Be aware that you are listing only the amino acids that happen to be represented in the chain in the structural model of that protein.

PDBsum will provide this information for every structure in the Protein Data Bank and at the same time make it much clearer what is or isn't represented in both the sequence & structure context.

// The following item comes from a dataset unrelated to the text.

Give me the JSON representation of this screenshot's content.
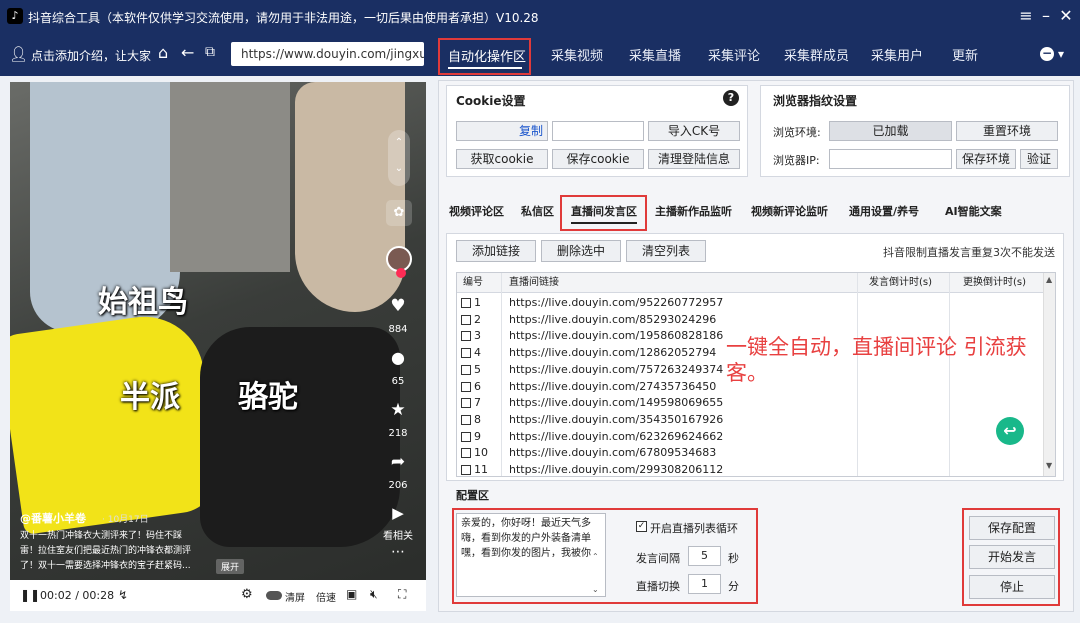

From the main PDBsum page of your example 1a62, you can see that although the E. coli transcription termination factor rho is 419 amino acids, only 125 amino acids at the N-terminus is represented in this structure. The 'Protein' tab will provide details of the specific residues represented. If there was gaps caused by unrepresented residues internal to the chain, the gaps would show in this view by a break in the secondary structure representation and an absence of the letters for the amino acids in that region. See the 'Protein' tab of 2ace here for an example where 485-489 are missing. See here for more about such gaps. When you open a structure in the viewer FirstGlance in Jmol, it immediately highlights regions with missing with mesh baskets as they are often easy to miss when scanning the 3D structure initially. You can click on 'Missing Residues' for a report on them. For example, the model 2ace is missing 10 residues of the protein: 1-3, 485-489, 536-537 in chain A and that includes 3 negatively charged amino acids.

While on the 'Protein' tab for a chain at PDBsum, the FASTA file for the sequence represented in structure model for that chain can be obtained by clicking on the file icon to the right of the top line of the secondary structure, just to the left of the wire diagram of the topology. The URL of that page can be used to parse out the pattern to submitting and retrieving this information computationally using wget or curl on the command line without using a browser.